Australia's billions in fossil fuel subsidies are under the spotlight in a new report as the US puts pressure on other countries to stop handing money to the sector.
Left-leaning think tank the Australia Institute has combed through recent federal and state budgets, finding there has been $10.3 billion in fossil fuel subsidies this financial year.
Most of it - $7.84 billion - is from a federal government fuel tax credit scheme, which provides a refund to industry for diesel.
The Australia Institute's Rod Campbell says spending taxpayer money in such a way is irresponsible from an economic perspective and inexcusable through a climate lens.

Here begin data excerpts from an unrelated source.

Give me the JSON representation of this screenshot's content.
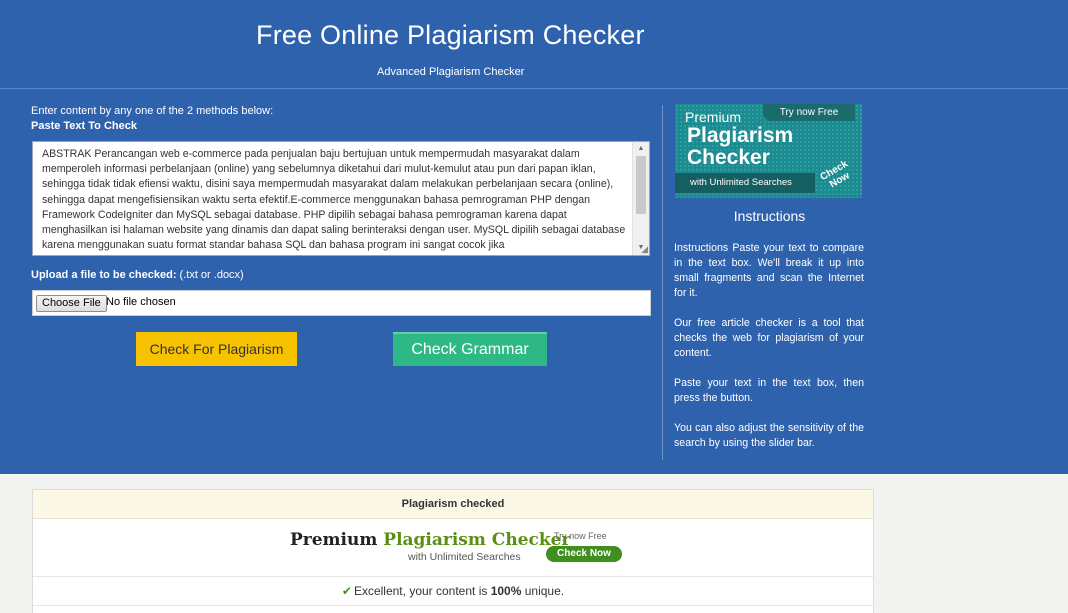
{
  "header": {
    "title": "Free Online Plagiarism Checker",
    "subtitle": "Advanced Plagiarism Checker"
  },
  "form": {
    "intro": "Enter content by any one of the 2 methods below:",
    "paste_label": "Paste Text To Check",
    "text_value": "ABSTRAK Perancangan web e-commerce pada penjualan baju bertujuan untuk mempermudah masyarakat dalam memperoleh informasi perbelanjaan (online) yang sebelumnya diketahui dari mulut-kemulut atau pun dari papan iklan, sehingga tidak tidak efiensi waktu, disini saya mempermudah masyarakat dalam melakukan perbelanjaan secara (online), sehingga dapat mengefisiensikan waktu serta efektif.E-commerce menggunakan bahasa pemrograman PHP dengan Framework CodeIgniter dan MySQL sebagai database. PHP dipilih sebagai bahasa pemrograman karena dapat menghasilkan isi halaman website yang dinamis dan dapat saling berinteraksi dengan user. MySQL dipilih sebagai database karena menggunakan suatu format standar bahasa SQL dan bahasa program ini sangat cocok jika",
    "upload_label_bold": "Upload a file to be checked:",
    "upload_label_hint": " (.txt or .docx)",
    "choose_file_label": "Choose File",
    "no_file_text": "No file chosen",
    "check_plagiarism_label": "Check For Plagiarism",
    "check_grammar_label": "Check Grammar"
  },
  "sidebar": {
    "ad": {
      "premium": "Premium",
      "title": "Plagiarism Checker",
      "try_now": "Try now Free",
      "unlimited": "with Unlimited Searches",
      "check_now": "Check Now"
    },
    "instructions_title": "Instructions",
    "instructions": [
      "Instructions Paste your text to compare in the text box. We'll break it up into small fragments and scan the Internet for it.",
      "Our free article checker is a tool that checks the web for plagiarism of your content.",
      "Paste your text in the text box, then press the button.",
      "You can also adjust the sensitivity of the search by using the slider bar."
    ]
  },
  "results": {
    "heading": "Plagiarism checked",
    "ad": {
      "premium": "Premium ",
      "title": "Plagiarism Checker",
      "unlimited": "with Unlimited Searches",
      "try_now": "Try now Free",
      "check_now": "Check Now"
    },
    "status_prefix": "Excellent, your content is ",
    "status_value": "100%",
    "status_suffix": " unique."
  },
  "colors": {
    "header_bg": "#2f62ad",
    "plagiarism_button": "#f7c200",
    "grammar_button": "#2eb886",
    "success_green": "#3f8f1f"
  }
}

"Coal, oil and gas companies in Australia give the impression they are major contributors to the Australian economy but our research shows they are major recipients of government funds," he said.
"Yet again, Australian governments are going against the tide of global trends and good climate policy."
US President Joe Biden has committed to ending fossil fuel subsidies and is urging other nations to follow suit as he pushes for global action on climate change.
Supporters of the fuel tax credit scheme argue it is not a subsidy.
The Fuel Tax Credit Alliance - including the Minerals Council of Australia, the National Farmers' Federation and the peak oil and gas industry body - say it helps keep companies competitive.
But the Australia Institute says it is a subsidy as it gives a refund to major fossil fuel users on a tax the rest of the community pays.